Re: ISO/IEC 10646 as Document Character Set

Gavin Nicol (gtn@ebt.com)
Mon, 1 May 95 22:07:11 EDT

>The replacement text of the entity would be expressed by reference to
>the document character set. Such a reference may or may not have a
>representation in the system character set. In the above case, neither
>ASCII nor EBCDIC have a suitable representation, and, if this is what
>you mean by "result", then, yes, it is system dependent as to how to
>interpret such a reference.

This is precisely what I am trying to say, though I should note that
the mapping from document character set to representation in the
system character set (to use your terminology), is not defined at all
by SGML. It is assumed that LATIN CAPITAL LETTER A will be mapped to
LATIN CAPITAL LETTER A, but this is not *required* behaviour, though
it is obviously *desirable* behaviour.

>It seems that you aren't distinguishing properly between
>
>(1) the well-definedness of a numeric character reference as such; and
>(2) the interpretation of the character which the reference specifies
> in terms of the system character set used in the parsing process.
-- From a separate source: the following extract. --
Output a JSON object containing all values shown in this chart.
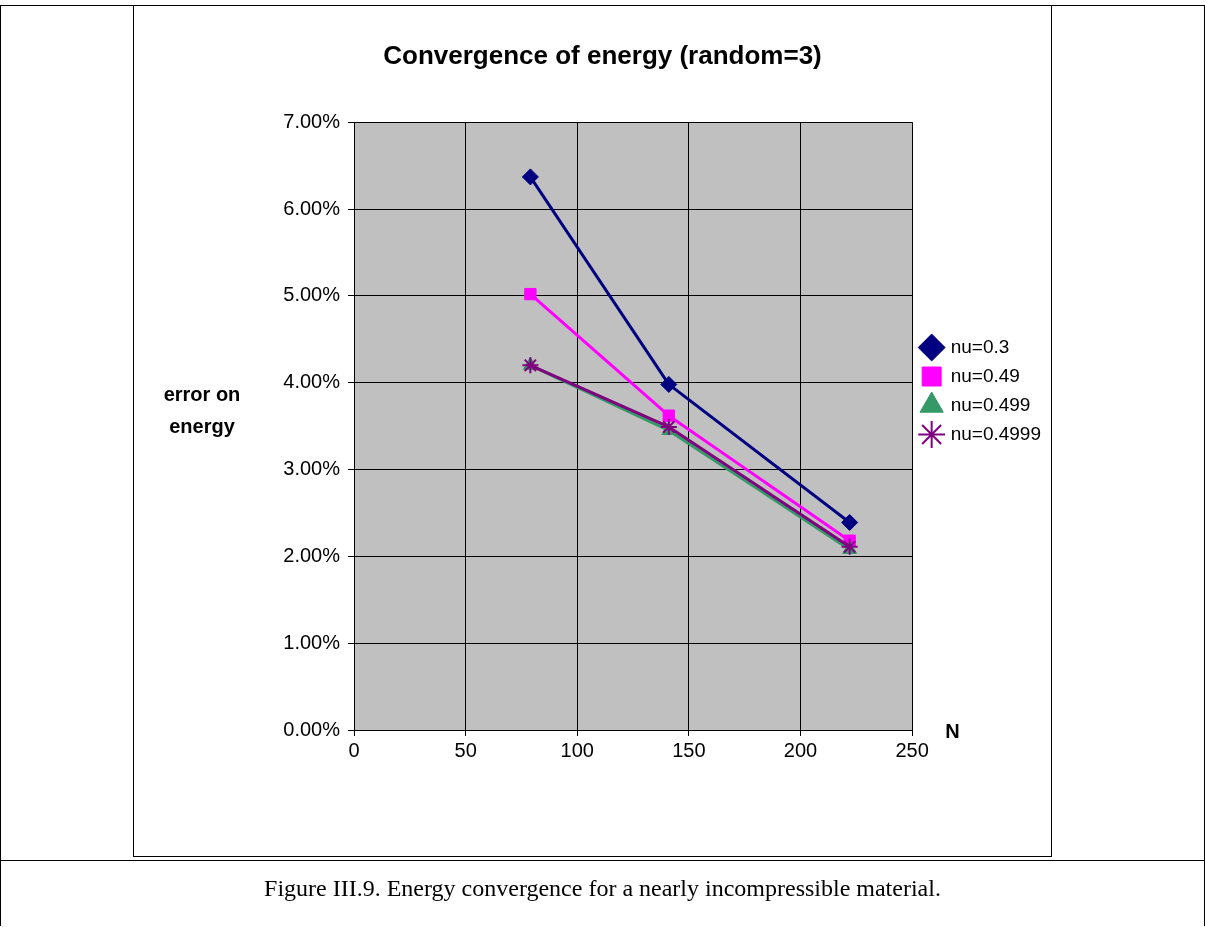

Well, perhaps I do suffer from lack of precision. I'll pull out the
old excuse about not using English enough ;-) I've been talking about
case 2, because 1 is well defined (even if it's only an abstract
step).

>For example, if I translate this entity to a document
>character set of KS C 5601:1987 (the primary Korean character set),
>then I would have to translate the numeric charref to ⡧ which
>is the equivalent character. If I translated it to an entity whose
>document charset was ASCII, then, I could do one of the following:
>(1) indicate an error due to inability to translate; (2) translate it
>to  ('SUB'), the ASCII substitution control character; (3) translate
>it to 1 ('1') as an approximate mapping, etc.

Exactly. It is system dependent.

>What we can't do with numeric charrefs is to say they are interpreted
>according to the system character set (in general). We can only say this
>as a side-effect of the parsing process (or other processes) where we
>need to represent the referenced character according to the system character
>set(s) at hand.

Yes, this is entirely correct.

>I think you understand all of the above. Perhaps we are just in violent
>agreement but are using different terminology?

I think so. As Dan has pointed out, clarity is not my strong point...

Anyway, this is all really academic. Obviously the most desirable
behaviour is to map, and represent the characters in accordance with
ISO 10646. All I have been trying to show is that current browsers all
exhibit legal behaviour, including things like Mosaic L10N. I'm sure
this conversation is quite soporific to most readers...